Adjusting the water temperature within your fish’s new tank is also important when introducing fish to a new tank. However, doing this is much easier than adjusting chemical levels. Simply adjust the water to the same temperature as the water in the bag that you brought your fish home in. You do this by placing the sealed bag (with fish inside the bag) into the tank so that the water temperature in the bag equalizes with the aquarium’s temperature.
Introducing Your Fish
Here is the most dangerous part—the moment we’ve been waiting for—introducing your fish to a new tank. However, first, make sure any lights surrounding or placed within the tank are switched off. Once that has been taken care of, open the bag and carefully swap water between the bag and aquarium so that the fish slowly adjusts to its surroundings.

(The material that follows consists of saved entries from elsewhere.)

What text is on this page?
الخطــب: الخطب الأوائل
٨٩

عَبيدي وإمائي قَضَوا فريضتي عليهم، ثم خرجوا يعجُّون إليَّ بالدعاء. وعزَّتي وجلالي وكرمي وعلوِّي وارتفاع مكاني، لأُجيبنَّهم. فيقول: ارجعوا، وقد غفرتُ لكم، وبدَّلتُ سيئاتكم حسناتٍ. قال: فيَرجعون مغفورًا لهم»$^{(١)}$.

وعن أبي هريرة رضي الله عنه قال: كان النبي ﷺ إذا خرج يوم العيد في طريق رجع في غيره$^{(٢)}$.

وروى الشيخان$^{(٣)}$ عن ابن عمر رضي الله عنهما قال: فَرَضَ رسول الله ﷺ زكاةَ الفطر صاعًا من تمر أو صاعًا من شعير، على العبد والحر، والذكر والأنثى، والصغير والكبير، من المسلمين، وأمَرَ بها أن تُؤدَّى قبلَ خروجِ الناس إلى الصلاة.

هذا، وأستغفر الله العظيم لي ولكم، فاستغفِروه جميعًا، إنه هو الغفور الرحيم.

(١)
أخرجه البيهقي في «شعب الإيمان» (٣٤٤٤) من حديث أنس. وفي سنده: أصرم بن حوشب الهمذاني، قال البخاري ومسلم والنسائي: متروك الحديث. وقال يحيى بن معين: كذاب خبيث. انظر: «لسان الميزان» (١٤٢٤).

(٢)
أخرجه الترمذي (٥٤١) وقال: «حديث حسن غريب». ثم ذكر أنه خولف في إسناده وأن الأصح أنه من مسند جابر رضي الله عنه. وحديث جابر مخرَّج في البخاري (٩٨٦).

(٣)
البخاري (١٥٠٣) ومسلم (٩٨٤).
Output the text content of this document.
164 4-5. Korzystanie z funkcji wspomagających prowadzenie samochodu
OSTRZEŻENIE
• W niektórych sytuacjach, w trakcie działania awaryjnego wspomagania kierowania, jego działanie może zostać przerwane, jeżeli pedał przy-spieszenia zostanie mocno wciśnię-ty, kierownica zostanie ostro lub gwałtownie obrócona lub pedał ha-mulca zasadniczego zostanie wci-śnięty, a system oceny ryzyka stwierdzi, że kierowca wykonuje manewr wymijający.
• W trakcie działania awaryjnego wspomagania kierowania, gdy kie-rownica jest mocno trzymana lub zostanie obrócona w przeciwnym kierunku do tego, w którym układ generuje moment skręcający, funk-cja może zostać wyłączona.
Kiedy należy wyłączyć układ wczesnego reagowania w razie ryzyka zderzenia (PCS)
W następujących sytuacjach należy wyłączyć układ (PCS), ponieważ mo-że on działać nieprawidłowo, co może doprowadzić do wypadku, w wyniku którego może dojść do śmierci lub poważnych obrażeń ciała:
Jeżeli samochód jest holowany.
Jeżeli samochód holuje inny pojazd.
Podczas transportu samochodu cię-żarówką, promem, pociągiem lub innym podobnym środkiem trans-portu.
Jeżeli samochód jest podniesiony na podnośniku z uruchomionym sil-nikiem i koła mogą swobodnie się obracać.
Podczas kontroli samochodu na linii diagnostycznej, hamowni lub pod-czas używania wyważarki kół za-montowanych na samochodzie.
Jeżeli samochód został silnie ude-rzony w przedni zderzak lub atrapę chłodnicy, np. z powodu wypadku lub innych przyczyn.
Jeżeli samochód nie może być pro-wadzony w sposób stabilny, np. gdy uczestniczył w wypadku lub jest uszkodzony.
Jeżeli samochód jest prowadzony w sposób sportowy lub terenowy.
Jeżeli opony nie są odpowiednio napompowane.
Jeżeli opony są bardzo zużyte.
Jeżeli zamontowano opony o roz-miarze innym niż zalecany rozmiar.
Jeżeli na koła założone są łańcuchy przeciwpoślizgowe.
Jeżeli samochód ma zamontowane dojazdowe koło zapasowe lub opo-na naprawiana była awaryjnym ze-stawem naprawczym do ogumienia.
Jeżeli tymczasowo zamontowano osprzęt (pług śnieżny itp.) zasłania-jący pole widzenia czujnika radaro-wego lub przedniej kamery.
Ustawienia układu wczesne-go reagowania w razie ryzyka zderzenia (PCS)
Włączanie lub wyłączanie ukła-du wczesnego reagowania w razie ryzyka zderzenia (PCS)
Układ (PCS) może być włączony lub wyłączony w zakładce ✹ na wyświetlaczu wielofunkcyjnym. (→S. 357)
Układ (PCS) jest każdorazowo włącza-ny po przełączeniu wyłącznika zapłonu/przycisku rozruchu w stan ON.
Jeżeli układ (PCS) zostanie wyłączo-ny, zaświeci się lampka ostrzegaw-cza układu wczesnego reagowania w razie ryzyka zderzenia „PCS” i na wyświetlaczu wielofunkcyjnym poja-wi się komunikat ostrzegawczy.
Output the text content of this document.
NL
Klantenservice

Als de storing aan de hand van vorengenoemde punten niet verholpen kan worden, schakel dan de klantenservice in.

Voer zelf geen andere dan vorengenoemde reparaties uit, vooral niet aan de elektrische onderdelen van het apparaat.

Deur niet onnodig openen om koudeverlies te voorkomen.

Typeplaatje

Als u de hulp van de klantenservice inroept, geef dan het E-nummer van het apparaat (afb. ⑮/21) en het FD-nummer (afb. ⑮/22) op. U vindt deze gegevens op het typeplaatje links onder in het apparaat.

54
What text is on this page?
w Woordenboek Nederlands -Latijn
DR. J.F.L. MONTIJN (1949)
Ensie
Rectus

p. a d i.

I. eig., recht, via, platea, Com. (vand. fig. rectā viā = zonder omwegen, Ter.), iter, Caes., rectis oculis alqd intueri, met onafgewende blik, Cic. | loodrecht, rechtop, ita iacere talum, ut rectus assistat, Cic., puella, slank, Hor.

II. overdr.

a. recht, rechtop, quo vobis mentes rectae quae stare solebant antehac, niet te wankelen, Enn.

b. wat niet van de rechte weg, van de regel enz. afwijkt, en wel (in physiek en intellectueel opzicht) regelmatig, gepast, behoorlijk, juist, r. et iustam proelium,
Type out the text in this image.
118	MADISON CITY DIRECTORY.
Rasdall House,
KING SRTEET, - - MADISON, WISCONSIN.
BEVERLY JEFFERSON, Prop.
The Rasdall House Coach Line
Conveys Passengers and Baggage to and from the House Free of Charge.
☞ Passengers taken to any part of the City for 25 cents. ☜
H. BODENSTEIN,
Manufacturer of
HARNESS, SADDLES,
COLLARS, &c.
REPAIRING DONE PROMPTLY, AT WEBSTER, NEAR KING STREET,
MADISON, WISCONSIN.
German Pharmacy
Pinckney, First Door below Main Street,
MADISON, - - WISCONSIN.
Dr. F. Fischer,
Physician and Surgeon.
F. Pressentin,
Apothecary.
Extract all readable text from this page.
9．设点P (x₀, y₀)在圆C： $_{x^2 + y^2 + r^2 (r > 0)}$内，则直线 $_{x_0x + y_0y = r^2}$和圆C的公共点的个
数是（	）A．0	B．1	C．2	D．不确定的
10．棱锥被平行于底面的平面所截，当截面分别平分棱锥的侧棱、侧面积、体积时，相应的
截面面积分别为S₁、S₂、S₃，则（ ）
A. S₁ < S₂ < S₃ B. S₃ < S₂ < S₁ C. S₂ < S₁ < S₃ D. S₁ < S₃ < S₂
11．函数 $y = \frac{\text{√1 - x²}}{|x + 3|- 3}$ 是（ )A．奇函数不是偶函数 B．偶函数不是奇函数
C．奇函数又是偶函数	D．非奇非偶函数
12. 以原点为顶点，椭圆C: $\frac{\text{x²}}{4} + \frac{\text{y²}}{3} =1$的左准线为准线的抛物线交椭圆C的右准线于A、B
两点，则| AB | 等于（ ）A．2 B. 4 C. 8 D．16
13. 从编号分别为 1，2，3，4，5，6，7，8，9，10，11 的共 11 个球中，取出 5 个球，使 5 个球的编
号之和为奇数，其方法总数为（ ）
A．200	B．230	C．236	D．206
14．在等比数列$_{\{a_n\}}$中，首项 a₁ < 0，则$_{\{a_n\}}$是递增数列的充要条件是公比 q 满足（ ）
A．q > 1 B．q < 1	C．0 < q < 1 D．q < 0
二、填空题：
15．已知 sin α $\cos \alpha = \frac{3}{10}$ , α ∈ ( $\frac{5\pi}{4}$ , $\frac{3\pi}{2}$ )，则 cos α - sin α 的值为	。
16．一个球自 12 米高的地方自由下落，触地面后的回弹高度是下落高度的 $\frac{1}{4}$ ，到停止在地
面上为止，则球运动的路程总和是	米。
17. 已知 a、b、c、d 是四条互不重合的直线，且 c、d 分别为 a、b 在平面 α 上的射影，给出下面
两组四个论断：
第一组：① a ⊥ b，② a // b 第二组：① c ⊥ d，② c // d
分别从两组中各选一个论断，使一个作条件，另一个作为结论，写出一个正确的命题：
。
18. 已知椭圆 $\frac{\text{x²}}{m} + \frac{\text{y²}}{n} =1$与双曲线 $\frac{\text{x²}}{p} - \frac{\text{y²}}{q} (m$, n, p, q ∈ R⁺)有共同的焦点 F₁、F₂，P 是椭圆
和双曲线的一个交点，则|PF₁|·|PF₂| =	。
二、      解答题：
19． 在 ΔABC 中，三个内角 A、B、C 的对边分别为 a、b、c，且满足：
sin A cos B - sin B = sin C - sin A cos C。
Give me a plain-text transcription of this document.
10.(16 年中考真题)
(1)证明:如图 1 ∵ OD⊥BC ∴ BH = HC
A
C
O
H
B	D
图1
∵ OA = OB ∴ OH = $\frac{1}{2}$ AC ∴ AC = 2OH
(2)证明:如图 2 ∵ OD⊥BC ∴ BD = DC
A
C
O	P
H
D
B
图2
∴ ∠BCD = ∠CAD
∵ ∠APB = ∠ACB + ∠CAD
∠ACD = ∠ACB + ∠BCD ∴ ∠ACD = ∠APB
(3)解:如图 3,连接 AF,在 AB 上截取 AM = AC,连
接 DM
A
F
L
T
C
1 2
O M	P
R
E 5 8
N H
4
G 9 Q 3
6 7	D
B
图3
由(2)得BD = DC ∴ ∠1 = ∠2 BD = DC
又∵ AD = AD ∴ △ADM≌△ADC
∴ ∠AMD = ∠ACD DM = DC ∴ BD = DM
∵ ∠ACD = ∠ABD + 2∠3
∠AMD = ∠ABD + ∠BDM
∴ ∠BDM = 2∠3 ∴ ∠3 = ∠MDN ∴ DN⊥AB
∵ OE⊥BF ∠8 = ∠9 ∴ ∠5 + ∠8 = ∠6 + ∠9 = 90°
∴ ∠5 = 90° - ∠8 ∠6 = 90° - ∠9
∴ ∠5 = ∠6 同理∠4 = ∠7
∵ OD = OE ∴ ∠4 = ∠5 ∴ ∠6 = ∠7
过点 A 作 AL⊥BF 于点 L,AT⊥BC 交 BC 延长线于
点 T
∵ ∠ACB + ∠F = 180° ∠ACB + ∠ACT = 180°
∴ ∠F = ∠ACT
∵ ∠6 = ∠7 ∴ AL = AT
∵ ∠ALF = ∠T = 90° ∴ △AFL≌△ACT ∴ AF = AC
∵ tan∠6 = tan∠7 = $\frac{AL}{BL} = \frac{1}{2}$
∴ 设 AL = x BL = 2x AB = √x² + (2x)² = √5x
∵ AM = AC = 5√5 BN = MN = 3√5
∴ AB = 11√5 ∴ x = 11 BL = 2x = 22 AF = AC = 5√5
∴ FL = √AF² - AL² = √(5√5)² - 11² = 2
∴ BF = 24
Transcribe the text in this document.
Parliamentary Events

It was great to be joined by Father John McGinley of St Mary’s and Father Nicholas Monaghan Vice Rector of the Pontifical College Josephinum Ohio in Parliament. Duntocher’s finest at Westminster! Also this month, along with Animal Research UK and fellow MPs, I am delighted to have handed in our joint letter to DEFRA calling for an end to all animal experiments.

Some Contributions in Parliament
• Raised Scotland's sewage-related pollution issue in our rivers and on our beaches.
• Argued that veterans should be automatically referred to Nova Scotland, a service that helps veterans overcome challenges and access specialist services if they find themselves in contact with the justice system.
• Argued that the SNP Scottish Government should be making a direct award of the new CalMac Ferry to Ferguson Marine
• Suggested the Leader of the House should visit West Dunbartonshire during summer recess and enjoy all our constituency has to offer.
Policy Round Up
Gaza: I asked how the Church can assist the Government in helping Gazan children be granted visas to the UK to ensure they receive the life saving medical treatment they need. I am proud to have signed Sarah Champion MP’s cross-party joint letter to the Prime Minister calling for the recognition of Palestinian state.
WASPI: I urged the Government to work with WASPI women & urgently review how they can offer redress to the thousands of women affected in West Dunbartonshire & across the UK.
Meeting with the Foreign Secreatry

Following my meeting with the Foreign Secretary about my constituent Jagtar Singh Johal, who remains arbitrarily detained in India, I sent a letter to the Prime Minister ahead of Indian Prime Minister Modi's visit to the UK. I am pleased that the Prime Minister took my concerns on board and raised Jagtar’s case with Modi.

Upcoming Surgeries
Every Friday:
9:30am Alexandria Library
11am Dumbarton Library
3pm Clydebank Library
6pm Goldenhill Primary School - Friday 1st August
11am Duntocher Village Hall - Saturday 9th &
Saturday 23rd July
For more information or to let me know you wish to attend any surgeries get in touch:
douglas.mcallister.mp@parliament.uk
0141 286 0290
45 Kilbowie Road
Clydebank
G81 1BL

According to The Spruce Pets.com, you should repeat the same process as many times as needed to balance the pH of the bag water, based on the initial pH difference: pH difference of 0.1 and 0.3: Add 1/2 cup of tank water every 15 minutes for 1 hour, or until the pH is equal. pH difference of 0.4 or more: Add 1/2 cup of tank water every 15 minutes for 2 hours, or until the pH is equal to the aquarium water pH. Once this is done, quickly but gently lift your fish out of its bag with a small net and place it into its new tank.
Now, allow your fish to acclimate and keep any lights turned off for a few hours. Remember slow acclimation is a must when you introduce fish to a new tank.